クレバーを日本語にすると、「利口な・気の利いた・ずる賢い」といった意味になります。
↓見ての通り、バングラデシュ移籍用に作った動画もどこのポジションが主戦場なのか分かりません。(笑)
永田羽竜 Uryu Nagata Promotional Video 2018
はじめの頃は受け入れられませんでした。
「本当はここのポジションじゃない」
「こんなにコロコロ役割が変わると、プレーしづらい」
「めっちゃ使いまわされてるじゃん…」
っといった感じで。
僕の適性は僕自身が一番よく分かっています。
得意とするプレーだってあります。もちろんやりたくない役割も。
納得がいかず、何度も監督と話しました。
けど、そんなモヤモヤもオーストラリア時代のあるコーチの言葉で、この立場を受け入れることができたのです。(以下―)

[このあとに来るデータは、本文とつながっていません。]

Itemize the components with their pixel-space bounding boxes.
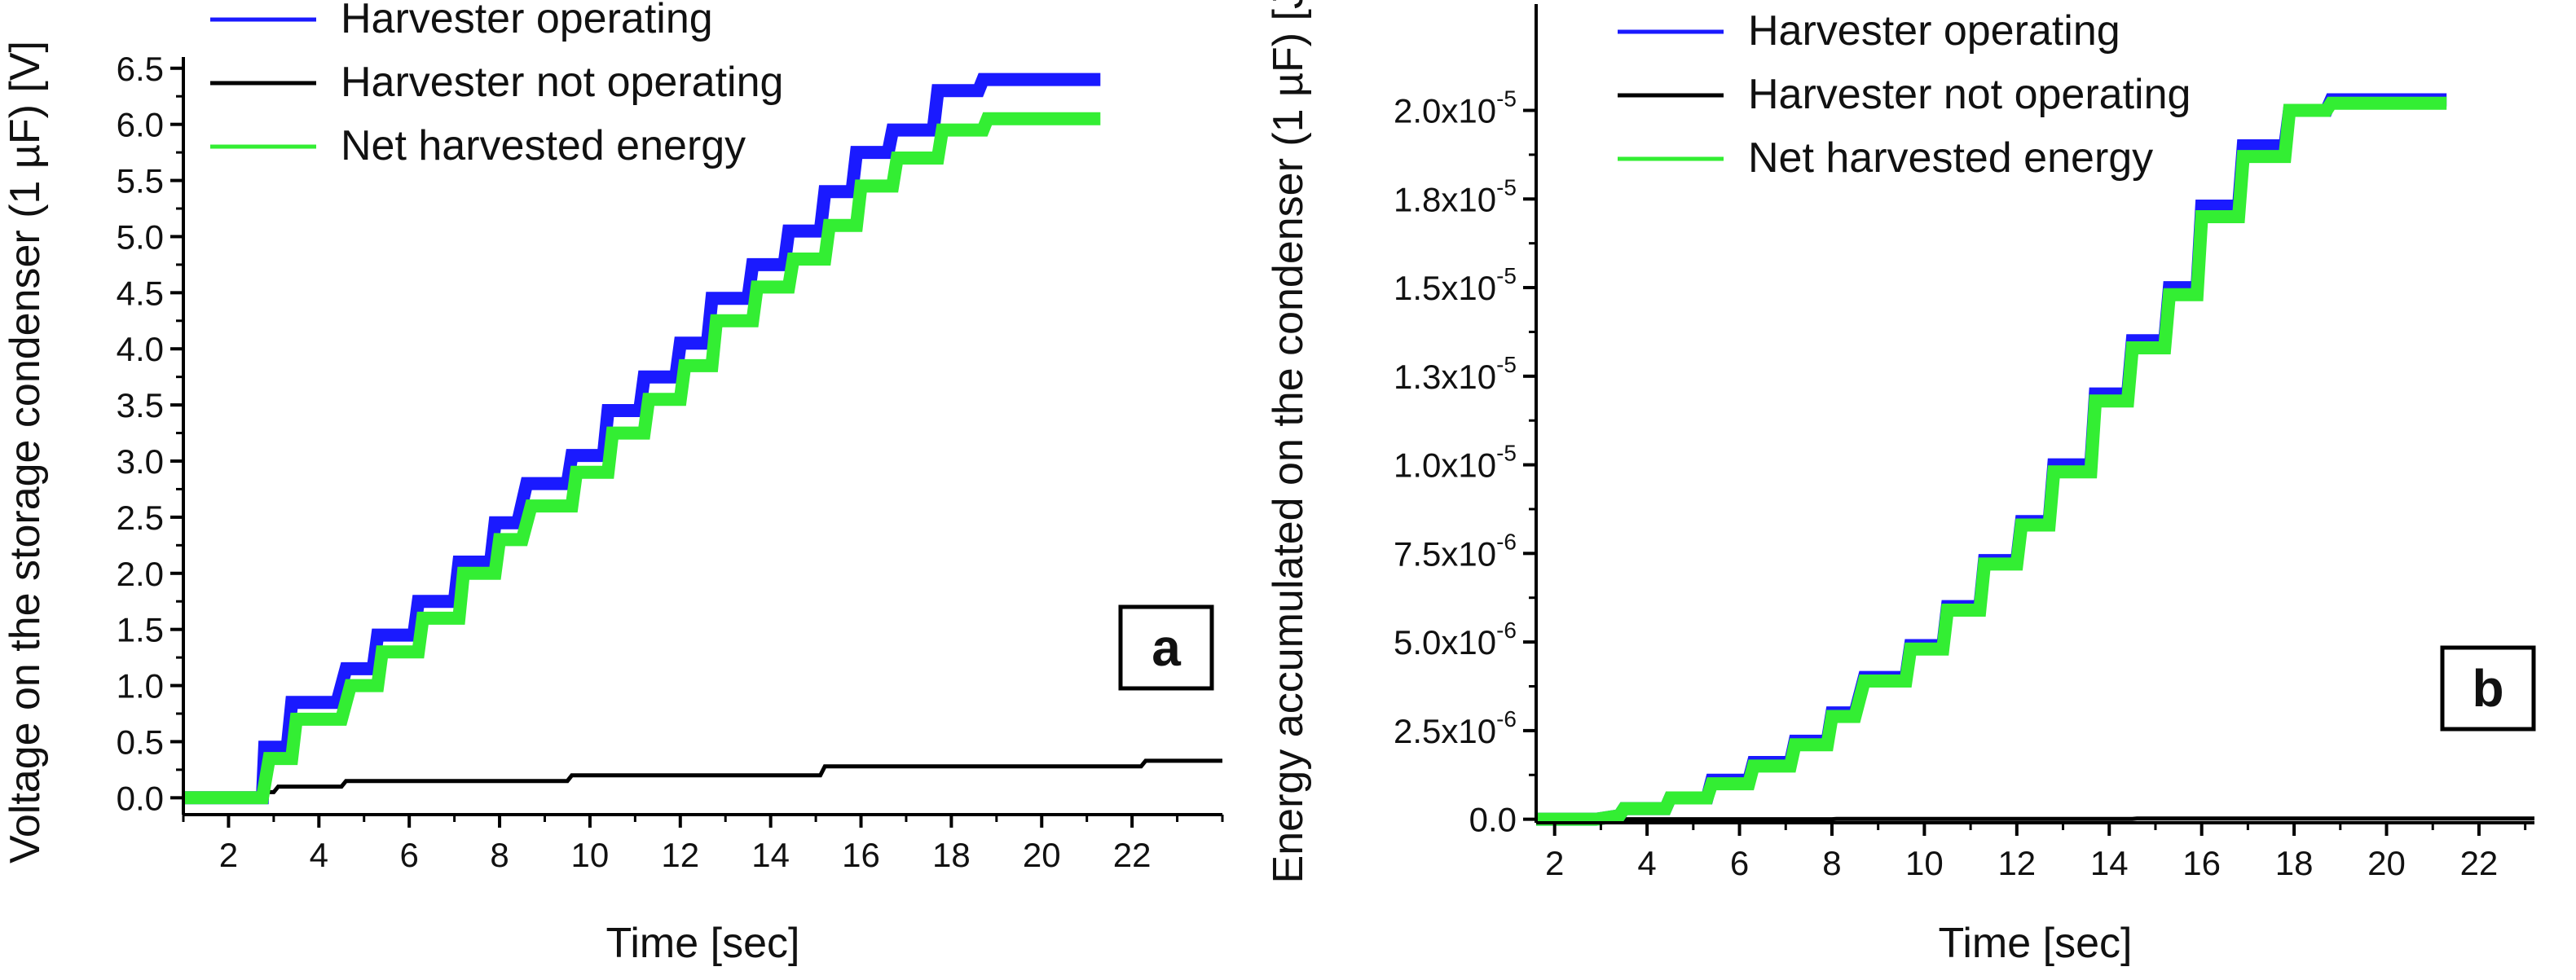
x-tick-label: 22 <box>1113 836 1151 874</box>
panel-letter: a <box>1151 618 1181 677</box>
y-tick-label: 3.0 <box>117 442 164 481</box>
y-tick-label: 5.0x10-6 <box>1394 617 1517 661</box>
x-tick-label: 18 <box>2275 844 2314 882</box>
y-tick-label: 2.5 <box>117 499 164 537</box>
y-tick-label: 3.5 <box>117 386 164 424</box>
series-line-harvester-operating <box>183 73 1101 805</box>
legend-label: Harvester not operating <box>1748 71 2191 118</box>
panel-letter: b <box>2472 659 2503 718</box>
y-tick-label: 7.5x10-6 <box>1394 529 1517 573</box>
x-tick-label: 16 <box>2182 844 2221 882</box>
x-tick-label: 22 <box>2460 844 2499 882</box>
panel-letter-box <box>1118 604 1214 691</box>
y-tick-label: 6.5 <box>117 50 164 88</box>
x-tick-label: 20 <box>2367 844 2406 882</box>
x-tick-label: 12 <box>661 836 699 874</box>
y-tick-label: 1.5 <box>117 611 164 649</box>
chart-panel-b: 2 4 6 8 10 12 14 16 18 20 22 0.0 2.5x10-6 5.0x10-6 7.5… <box>1265 0 2536 967</box>
x-tick-label: 6 <box>1730 844 1749 882</box>
series-line-harvester-not-operating <box>264 758 1222 794</box>
y-tick-label: 2.0x10-5 <box>1394 86 1517 130</box>
x-tick-label: 4 <box>310 836 328 874</box>
x-tick-label: 14 <box>751 836 790 874</box>
legend-label: Net harvested energy <box>341 122 746 169</box>
legend-label: Net harvested energy <box>1748 134 2153 182</box>
x-tick-label: 2 <box>1545 844 1564 882</box>
legend: Harvester operating Harvester not operati… <box>210 0 783 169</box>
x-axis-title: Time [sec] <box>1939 920 2133 967</box>
y-tick-label: 4.0 <box>117 330 164 368</box>
y-tick-label: 2.0 <box>117 555 164 593</box>
y-axis-title: Voltage on the storage condenser (1 µF) … <box>2 41 49 864</box>
x-tick-label: 12 <box>1997 844 2036 882</box>
y-tick-label: 1.8x10-5 <box>1394 174 1517 218</box>
series-line-harvester-operating <box>1536 93 2447 826</box>
x-tick-label: 10 <box>1905 844 1944 882</box>
x-tick-label: 20 <box>1023 836 1061 874</box>
chart-panel-a: 2 4 6 8 10 12 14 16 18 20 22 0.0 0.5 1.0 1.5 2.0 2.5 3.0 3… <box>2 0 1224 967</box>
x-tick-label: 14 <box>2090 844 2129 882</box>
legend: Harvester operating Harvester not operati… <box>1618 7 2191 182</box>
y-axis-title: Energy accumulated on the condenser (1 µ… <box>1265 0 1312 883</box>
y-tick-label: 1.0x10-5 <box>1394 441 1517 485</box>
series-line-net-harvested-energy <box>183 112 1101 805</box>
x-tick-label: 16 <box>842 836 880 874</box>
x-tick-label: 18 <box>932 836 971 874</box>
series-line-harvester-not-operating <box>1536 816 2534 822</box>
y-tick-label: 0.5 <box>117 723 164 761</box>
y-tick-label: 1.5x10-5 <box>1394 263 1517 307</box>
y-tick-label: 6.0 <box>117 106 164 144</box>
x-tick-label: 10 <box>571 836 610 874</box>
y-tick-label: 2.5x10-6 <box>1394 706 1517 750</box>
y-tick-label: 5.0 <box>117 218 164 256</box>
y-tick-label: 1.3x10-5 <box>1394 352 1517 396</box>
legend-label: Harvester not operating <box>341 59 783 106</box>
x-axis-title: Time [sec] <box>606 920 800 967</box>
y-tick-label: 1.0 <box>117 667 164 705</box>
x-tick-label: 4 <box>1637 844 1656 882</box>
y-tick-label: 0.0 <box>117 779 164 817</box>
x-tick-label: 8 <box>490 836 509 874</box>
y-tick-label: 4.5 <box>117 274 164 312</box>
legend-label: Harvester operating <box>341 0 713 42</box>
panel-letter-box <box>2440 645 2536 732</box>
x-tick-label: 2 <box>219 836 238 874</box>
legend-label: Harvester operating <box>1748 7 2120 55</box>
series-line-net-harvested-energy <box>1536 96 2447 826</box>
x-tick-label: 8 <box>1822 844 1841 882</box>
x-tick-label: 6 <box>399 836 418 874</box>
y-tick-label: 5.5 <box>117 162 164 200</box>
y-tick-label: 0.0 <box>1469 801 1517 839</box>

「色んなポジションをこなすというのは、誰しもができるわけじゃない。これができるのは素晴らしいこと。だから誇りに思え。」
好きな仕事とやるべき仕事は別物。
僕はこれまで一番になったことないです。
どのチームでも僕より才能がある選手、それぞれの分野でスペシャルな選手はたくさんいました。
ただ思い返すと、それなりのレベルのチームで試合には出続けてきました。
そこは能力というより、他との違いをどこかで生み出せて、指導者から信頼を受けていたのかもしれないです。
何に関してスペシャルなのかってことですよね。
色んな土俵でスペシャルにはなれます。
そこに気づいて、受け入れてきた過去があるから、今日までサッカーができているのだと思います。
今ではこの何でも屋の仕事に誇りを持っていますし、一つの能力、及び特徴だと思っております。
「どの役割でも対応できるユーティリティーなプレーヤー」を目指し、新たな可能性が広がると信じてやるだけです。
外国人枠は言わば「助っ人」。
チームの欠陥を補うことが僕に求められていること。
これを今一度受け入れて、残りのシーズン8試合、どんな役割を任されてもBESTを尽くしてクラブに貢献したいと思います。
先日、現役引退を表明した上原浩治選手(巨人)。
メジャーリーグでは、今まで任されてきた先発の役割とは違う、中継ぎや抑えと配置転換を監督に求められました。
それについてのインタビューです。
(やりたいと思わない仕事を任されることは)野球だけじゃなくて会社でもそう。
自分の納得いかないようなことだっていっぱいあるわけやから、それを納得してやらないとしゃーない。by上原浩治
上原選手は、これまでのプライドを良い意味で捨て、新たな立場・役割でプライドを持つことができたから、44歳までプロとしてプレーができ、日本人初のワールドシリーズ胴上げ投手にもなれたのでしょう。
それぞれの仕事で、組織の一員として、社会の中で、
「あなたに求められていることは何か。」
これを理解し納得するのは他でもなく自分ですね。